Karp’s political views are complex. While he has donated to Democratic presidential campaigns, he openly describes Palantir as “anti-woke” and expresses opinions that many on the left may find unpalatable. In his manifesto, Karp criticizes the idea that all cultures are equal, stating that some cultures have produced “wonders” while others are “regressive and harmful.” He argues that the West has resisted defining national cultures in the name of inclusivity, leading to what he calls a “hollow pluralism.”
Karp also advocates for “hard power” to protect democracies and warns against theatrical debates over military and national security technologies, which he believes could cause the US to lose ground to adversaries. He predicts the end of the nuclear deterrence era, to be replaced by AI-based deterrence.
Among his more controversial proposals is the call for universal national service, which he describes as a shared obligation to defend democracy. He also criticizes the post-World War Two disarmament of Germany and Japan, calling it an “overcorrection” that has had negative consequences for Europe’s current security challenges.

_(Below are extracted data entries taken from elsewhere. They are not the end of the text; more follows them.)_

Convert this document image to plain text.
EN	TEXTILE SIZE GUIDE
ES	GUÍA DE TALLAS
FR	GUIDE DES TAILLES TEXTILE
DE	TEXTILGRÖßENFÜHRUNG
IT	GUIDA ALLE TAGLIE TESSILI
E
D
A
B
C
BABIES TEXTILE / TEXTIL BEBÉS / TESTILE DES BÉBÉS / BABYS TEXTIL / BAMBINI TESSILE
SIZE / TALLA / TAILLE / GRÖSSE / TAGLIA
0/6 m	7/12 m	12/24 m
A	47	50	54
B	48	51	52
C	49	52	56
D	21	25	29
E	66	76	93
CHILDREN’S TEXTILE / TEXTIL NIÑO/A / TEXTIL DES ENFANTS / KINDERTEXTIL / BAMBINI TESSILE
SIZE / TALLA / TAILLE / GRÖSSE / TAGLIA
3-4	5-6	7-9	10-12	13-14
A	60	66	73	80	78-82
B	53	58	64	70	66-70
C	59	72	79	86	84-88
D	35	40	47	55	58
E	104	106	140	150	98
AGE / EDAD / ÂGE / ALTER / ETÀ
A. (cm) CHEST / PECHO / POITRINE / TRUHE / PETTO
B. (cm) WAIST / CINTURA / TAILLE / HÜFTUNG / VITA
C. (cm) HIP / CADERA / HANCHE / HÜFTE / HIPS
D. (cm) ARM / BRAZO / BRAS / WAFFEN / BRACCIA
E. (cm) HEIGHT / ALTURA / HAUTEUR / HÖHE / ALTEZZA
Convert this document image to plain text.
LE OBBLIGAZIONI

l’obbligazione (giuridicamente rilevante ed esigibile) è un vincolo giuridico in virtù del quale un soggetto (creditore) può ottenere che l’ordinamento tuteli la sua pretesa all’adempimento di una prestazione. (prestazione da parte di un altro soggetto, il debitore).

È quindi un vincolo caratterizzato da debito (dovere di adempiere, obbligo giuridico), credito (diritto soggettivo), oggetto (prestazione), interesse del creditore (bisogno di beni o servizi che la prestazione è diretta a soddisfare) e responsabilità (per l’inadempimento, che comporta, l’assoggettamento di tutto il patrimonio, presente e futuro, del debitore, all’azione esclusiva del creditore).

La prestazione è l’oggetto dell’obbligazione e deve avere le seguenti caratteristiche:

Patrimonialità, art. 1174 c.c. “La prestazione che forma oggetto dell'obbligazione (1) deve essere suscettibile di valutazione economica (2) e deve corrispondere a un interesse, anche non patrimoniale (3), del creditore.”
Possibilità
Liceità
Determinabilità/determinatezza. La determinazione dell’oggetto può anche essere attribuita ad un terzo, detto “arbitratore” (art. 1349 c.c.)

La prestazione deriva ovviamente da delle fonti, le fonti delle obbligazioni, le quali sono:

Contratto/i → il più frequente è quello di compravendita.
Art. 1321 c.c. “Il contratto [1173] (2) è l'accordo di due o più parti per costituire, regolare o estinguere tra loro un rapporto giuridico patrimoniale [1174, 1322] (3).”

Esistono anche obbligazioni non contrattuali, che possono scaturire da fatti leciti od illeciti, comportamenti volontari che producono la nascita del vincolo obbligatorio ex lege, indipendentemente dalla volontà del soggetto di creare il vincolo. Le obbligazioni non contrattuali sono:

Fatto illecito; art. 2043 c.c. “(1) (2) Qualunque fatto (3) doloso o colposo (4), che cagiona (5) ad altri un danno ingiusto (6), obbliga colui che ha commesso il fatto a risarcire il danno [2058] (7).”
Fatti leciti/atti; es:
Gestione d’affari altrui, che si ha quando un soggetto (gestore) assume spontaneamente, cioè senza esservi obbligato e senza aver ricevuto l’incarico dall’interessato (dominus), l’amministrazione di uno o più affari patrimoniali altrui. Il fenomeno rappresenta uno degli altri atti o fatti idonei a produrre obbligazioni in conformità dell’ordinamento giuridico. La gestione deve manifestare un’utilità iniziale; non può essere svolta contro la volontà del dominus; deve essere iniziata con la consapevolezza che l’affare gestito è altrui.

Reactions and concerns over Palantir’s influence
Palantir’s growing presence in UK public bodies has raised concerns among academics and campaigners. Professor Shannon Vallor, chair of ethics of data and AI at Edinburgh University, warned that “every alarm bell for democracy must ring” due to the influence of unelected tech leaders like Karp imposing “grand narratives” without public accountability.
Health campaign group Medact, which runs the “No Palantir in the NHS” campaign, has criticized the NHS contract. Dr Rhiannon Mihranian Osborne, author of the critical BMJ cover story, said that continuing the contract makes the NHS complicit in Palantir’s involvement in AI warfare and its “deeply alarming ideology.”
In response, Palantir stated it is “deeply proud to be helping the UK government to deliver more NHS operations, speed up cancer diagnosis, keep Royal Navy ships at sea for longer and tackle domestic violence.”
The UK Department of Health referred to remarks by Health Secretary Wes Streeting, who defended the use of Palantir’s technology but expressed personal disapproval of some of the company leaders’ statements, describing them as “abominable.”